Penggunaan aksara Latin sejatinya terbilang baru di wilayah Tapanoeli, khususnya afdeeling Angkola Mandailing. Gagasan introduksi pendidikan modern (aksara Latin) baru muncul tahun 1846 (lihat TJ Willer, 1846). Meski demikian, pendidikan tradisi dengan menggunakan aksara lokal (aksara Batak) sudah berlangsung sejak zaman kuno (era Hindoe-Boedha). Prasasti-prasasti pada candi-candi di Padang Lawas sudah menggunakan aksara Batak. Demikian juga makam-makan tua yang ditemukan menggunakan aksara yang sama. Willem Marsden, seorang penulis asal Inggris yang pernah berkunjung ke district Angkola di dalam bukunya (1781) menyebut sesuatu yang fantastik bahwa lebih dari separuh orang Angkola bisa membaca dan menulis, sesuatu angka literasi yang tidak ditemukan pada semua bangsa-bangsa di Eropa. Lebih lanjut Marsden mencatat bahwa mereka menulis di kulit pohon yang halus dengan menggunakan tinta yang terbuat dari campuran arang dan getah damar. Pada permulaan cabang Pemerintah Hindia Belanda di afdeeling Angkola Mandailing sudah terdapat enam sekolah dasar pemerintah (tahun 1862). Jumlah ini terus bertambah, pada tahun 1870 dari 15 buah sekolah dasar pemerintah di Residentie Tapanoeli, sebanyak 12 buah berada di Afdeeling Angkola Mandailing. Lulusan sekolah Angkola Mandailing pada tahun 1854 sudah ada dua orang yang studi ke Batavia (siswa luar Jawa pertama studi ke Jawa) dan pada tahun 1857 satu orang studi ke Belanda (pribumi pertama studi ke Belanda).
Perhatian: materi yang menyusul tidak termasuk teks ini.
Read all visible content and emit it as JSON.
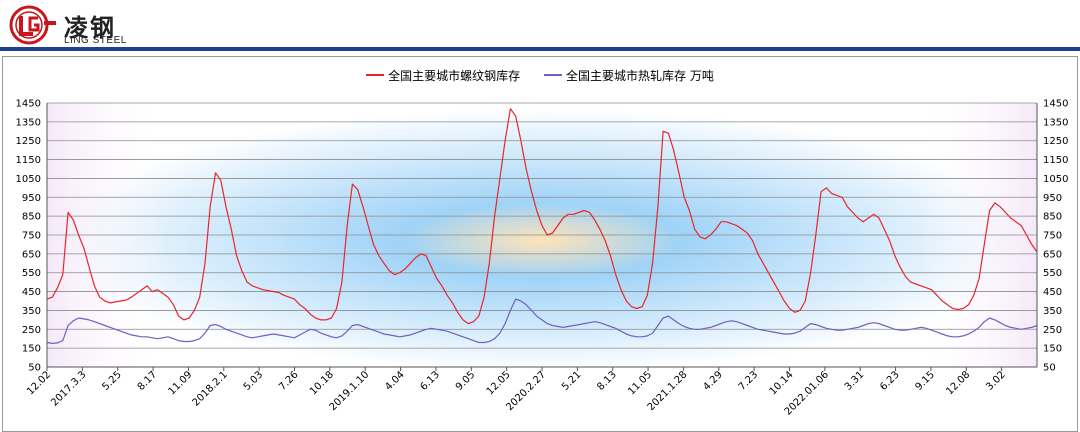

Lantas bagaimana sejarah putra-putri Angkola Mandailing antar generasi studi ke Belanda? Seperti disebut di atas, tradisi pendidikan modern di Angkola Mandailing adalah kelanjutan dari tradisi pendidikan sejak jaman lampau. Lalu bagaimana sejarah putra-putri Angkola Mandailing antar generasi studi ke Belanda? Seperti kata ahli sejarah tempo doeloe, semuanya ada permulaan. Untuk menambah pengetahuan dan meningkatkan wawasan sejarah nasional, mari kita telusuri sumber-sumber tempo doeloe.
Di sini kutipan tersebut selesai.